Rends-toi utile tant que tu es là. Ou finis-en tout de suite et tire-toi une balle dans la tête au lieu de te suicider à petit feu à coup de goudron qui pollue tes poumons.

J’étais fumeur quand j’ai écrit ce livre. Je ne fume plus depuis juillet dernier, mais je suis encore fumeur. C’est à dire que j’ai arrêté plusieurs fois, une fois durant 4 ans, une fois durant deux ans, … et donc je connais toutes les excuses, les stratégies, les mensonges. Mon personnage a arrêté de fumer, mais il se bat constamment avec son désir de nicotine. C’est drôle comme on est capable de se raconter des carabistouilles, du style je peux prendre une clope sans rechuter, mais 3 jours plus tard on achète un paquet et c’est reparti.

 

Vous avez raison, notre noyé, c’est peut-être Xavier Dupont de Ligonnès qui a fini sa cavale.

Ah lui, il a vraiment disparu des écrans radars. Disparaître, ce n’est déjà pas facile, mais comment ce type a réussi à échapper à tout le monde. C’est fascinant. Aujourd’hui, on vous reconnaît via vos empreintes, votre carte bleue, la reconnaissance faciale, la localisation géographique de votre téléphone. Xavier Dupont de Ligonnès est poursuivi par toutes les polices de tous les pays et il passe à travers les mailles du filet. Incroyable. Les faits divers, c’est le grand méchant loup d’aujourd’hui, il y a tout là-dedans. Ils disent quelque chose de notre époque. J’avais entendu parler de l’histoire de l’homme qui se faisait appeler Peter Bergmann, il est parti en Irlande pour se noyer et on n’a jamais été capable de retrouver sa véritable identité. Cela m’a inspiré et donné le point de départ de Disparaître. On retrouve un noyé qui ne laisse aucun indice pour qu’on puisse savoir de qui il s’agit.

La tendance est là : dans un univers connecté vingt-quatre heures sur vingt-quatre, partout dans le monde, la frontière entre vie privée et vie professionnelle a volé en éclats. 

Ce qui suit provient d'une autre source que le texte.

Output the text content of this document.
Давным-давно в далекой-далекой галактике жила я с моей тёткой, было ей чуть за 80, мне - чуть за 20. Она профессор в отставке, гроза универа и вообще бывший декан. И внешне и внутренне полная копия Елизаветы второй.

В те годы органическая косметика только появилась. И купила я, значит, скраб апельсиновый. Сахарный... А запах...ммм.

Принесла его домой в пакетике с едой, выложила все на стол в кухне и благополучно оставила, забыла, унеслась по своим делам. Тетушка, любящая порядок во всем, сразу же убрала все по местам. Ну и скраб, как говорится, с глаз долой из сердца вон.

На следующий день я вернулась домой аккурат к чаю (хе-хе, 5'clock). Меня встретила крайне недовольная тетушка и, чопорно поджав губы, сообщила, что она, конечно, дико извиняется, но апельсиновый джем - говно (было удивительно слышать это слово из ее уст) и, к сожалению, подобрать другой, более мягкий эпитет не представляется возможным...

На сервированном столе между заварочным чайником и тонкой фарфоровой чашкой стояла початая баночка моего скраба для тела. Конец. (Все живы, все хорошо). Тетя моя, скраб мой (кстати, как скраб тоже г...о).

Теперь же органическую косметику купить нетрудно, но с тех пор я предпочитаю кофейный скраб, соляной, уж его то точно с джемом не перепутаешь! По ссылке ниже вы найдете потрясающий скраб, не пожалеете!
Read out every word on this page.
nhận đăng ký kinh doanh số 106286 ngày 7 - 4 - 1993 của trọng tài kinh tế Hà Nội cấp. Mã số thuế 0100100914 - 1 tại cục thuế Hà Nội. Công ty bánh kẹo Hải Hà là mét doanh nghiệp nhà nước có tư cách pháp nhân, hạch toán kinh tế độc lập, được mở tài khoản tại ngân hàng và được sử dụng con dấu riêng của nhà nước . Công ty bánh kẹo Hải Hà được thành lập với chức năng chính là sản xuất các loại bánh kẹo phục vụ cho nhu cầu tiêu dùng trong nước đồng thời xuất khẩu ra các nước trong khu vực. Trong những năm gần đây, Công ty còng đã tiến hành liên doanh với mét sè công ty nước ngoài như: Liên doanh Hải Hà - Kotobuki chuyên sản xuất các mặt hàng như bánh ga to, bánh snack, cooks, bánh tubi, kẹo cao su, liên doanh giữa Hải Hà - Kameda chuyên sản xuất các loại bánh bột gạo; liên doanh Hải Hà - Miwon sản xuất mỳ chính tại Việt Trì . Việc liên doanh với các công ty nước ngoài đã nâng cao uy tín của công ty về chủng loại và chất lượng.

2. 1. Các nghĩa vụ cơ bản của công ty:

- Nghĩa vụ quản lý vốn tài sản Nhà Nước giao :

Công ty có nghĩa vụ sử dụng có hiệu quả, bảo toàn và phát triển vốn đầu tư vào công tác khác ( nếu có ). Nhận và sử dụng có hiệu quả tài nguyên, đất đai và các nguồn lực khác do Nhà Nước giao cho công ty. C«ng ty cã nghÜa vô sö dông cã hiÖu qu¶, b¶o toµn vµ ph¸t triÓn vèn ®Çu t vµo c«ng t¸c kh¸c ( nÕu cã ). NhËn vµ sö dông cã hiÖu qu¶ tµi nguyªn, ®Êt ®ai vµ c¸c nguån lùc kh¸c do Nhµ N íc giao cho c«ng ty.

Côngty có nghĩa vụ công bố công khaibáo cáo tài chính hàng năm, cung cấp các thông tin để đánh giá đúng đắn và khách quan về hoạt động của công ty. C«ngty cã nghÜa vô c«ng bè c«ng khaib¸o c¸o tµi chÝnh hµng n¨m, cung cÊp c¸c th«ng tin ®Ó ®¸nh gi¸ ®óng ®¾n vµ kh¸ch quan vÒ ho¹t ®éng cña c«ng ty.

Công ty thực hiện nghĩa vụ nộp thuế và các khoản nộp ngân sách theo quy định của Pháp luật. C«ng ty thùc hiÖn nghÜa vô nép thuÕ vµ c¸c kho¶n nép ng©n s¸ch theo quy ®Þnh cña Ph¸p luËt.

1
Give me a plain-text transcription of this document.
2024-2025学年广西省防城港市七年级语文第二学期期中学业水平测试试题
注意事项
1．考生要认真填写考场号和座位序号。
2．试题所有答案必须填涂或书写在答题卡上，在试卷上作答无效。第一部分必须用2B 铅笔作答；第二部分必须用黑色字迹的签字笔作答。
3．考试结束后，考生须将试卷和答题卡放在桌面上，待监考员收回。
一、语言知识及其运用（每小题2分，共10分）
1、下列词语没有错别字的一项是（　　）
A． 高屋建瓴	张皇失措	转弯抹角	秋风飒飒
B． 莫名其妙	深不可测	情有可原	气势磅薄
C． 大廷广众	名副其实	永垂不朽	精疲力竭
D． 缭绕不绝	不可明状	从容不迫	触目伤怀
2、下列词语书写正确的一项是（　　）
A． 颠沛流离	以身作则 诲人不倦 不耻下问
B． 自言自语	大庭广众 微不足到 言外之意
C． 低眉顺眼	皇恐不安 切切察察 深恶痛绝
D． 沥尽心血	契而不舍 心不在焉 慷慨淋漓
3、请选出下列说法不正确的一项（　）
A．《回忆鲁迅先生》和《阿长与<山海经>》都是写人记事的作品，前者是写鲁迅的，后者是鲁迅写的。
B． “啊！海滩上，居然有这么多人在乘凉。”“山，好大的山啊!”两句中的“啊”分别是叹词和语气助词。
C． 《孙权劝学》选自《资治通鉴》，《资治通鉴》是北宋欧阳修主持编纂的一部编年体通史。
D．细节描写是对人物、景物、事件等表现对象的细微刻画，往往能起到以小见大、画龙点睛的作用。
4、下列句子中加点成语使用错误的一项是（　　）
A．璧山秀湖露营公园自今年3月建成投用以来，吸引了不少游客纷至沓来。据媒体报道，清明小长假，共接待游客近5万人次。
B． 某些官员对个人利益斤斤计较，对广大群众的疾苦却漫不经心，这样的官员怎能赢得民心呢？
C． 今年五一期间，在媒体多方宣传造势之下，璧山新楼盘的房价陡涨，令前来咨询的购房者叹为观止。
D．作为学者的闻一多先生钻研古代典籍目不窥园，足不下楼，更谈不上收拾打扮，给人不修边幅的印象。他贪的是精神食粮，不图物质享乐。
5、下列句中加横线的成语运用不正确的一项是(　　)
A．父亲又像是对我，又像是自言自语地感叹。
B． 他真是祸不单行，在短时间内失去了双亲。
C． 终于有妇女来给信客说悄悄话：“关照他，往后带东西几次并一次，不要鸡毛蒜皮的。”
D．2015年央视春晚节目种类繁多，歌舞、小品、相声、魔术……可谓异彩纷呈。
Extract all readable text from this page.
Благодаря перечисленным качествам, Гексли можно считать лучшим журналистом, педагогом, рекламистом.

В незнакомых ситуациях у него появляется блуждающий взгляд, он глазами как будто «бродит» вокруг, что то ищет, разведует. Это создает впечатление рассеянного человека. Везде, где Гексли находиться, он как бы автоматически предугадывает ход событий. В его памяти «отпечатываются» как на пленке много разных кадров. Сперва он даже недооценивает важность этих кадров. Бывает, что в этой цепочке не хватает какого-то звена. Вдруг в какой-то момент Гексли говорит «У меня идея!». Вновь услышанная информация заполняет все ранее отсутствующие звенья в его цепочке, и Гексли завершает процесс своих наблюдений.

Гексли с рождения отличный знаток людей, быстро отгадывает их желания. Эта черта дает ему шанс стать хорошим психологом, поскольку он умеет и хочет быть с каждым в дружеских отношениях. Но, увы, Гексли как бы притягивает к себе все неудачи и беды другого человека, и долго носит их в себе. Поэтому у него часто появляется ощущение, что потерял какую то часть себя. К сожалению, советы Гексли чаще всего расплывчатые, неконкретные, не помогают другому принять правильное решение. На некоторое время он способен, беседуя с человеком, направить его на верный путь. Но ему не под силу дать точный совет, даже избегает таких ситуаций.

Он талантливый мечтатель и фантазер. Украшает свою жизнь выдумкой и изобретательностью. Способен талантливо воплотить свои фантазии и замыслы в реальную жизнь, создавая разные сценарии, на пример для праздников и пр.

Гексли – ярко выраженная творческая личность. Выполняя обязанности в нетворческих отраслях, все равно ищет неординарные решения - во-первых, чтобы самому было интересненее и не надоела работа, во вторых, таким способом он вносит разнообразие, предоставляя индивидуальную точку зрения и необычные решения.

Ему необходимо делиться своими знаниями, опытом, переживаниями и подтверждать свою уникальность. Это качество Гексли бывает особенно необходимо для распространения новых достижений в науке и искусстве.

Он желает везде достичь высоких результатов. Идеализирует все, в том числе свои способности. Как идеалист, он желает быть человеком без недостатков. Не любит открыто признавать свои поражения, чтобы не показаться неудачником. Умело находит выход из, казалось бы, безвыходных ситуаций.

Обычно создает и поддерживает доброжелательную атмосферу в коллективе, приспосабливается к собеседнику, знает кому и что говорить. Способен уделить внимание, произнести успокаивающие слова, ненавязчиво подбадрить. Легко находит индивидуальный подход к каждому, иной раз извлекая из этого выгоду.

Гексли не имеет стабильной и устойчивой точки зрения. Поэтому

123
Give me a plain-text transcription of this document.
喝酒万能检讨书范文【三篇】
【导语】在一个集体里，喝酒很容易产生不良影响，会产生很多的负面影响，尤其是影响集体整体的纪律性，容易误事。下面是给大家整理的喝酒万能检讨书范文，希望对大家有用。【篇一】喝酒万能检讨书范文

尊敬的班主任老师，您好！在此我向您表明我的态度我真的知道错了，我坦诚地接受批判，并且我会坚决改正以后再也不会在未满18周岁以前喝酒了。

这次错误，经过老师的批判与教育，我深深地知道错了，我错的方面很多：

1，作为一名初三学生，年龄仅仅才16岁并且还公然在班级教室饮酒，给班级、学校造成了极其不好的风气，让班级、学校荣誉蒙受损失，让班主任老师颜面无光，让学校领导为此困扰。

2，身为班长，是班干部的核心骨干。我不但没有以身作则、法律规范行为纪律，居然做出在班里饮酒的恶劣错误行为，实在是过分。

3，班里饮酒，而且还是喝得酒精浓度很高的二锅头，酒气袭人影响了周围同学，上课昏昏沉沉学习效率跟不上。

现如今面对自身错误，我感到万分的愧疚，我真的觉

Dans ce roman, je parle d’un microcosme, celui de la banque d’affaires, où l’exigence de l’excellence est poussée à un point tel que les gens ont du mal à se retrouver. Chacun des acteurs est consentant, il n’y a pas des victimes et des bourreaux, les gens se lancent dans cet univers de compétition, où l’on veut démontrer toujours plus, ce qui a conduit à la formation de président de la République par exemple. Cela doit avoir des bons aspects quelque part, mais il y a des gens pour qui cela ne va pas et il faut qu’ils en sortent avant de sombrer. Un de mes personnages sombre avant la prise de conscience.

Un moment d’égarement, chacun rentre chez soi et cette jolie parenthèse fera des souvenirs pour les longues soirées d’hiver. En est-il seulement capable ? Dieu que c’était bon. Incroyable. Intense. Fou.

C’est la chanson de Barbara, – Joyeux Noël -, qui raconte comment deux personnages qui se croisent sur un pont la veille de Noël, avant d’aller fêter avec leur famille respective, s’aimeront toute une nuit. « Bien sûr il y eut des scènes. Mais il est bien doux quand même de rentrer chez soi. » Après la parenthèse, c’est fini et ce n’est pas grave du tout. Mais en fait tout acte à ses conséquences et on ne les mesure pas forcément au moment même. Il ne faut pas en tirer des leçons de morale, mais savoir que cela peut mal se finir. Tout homme a en tête ce qui se passe dans Fatal attraction.

Disparaître, Mathieu Menegaux, Grassset Editions, 18 €.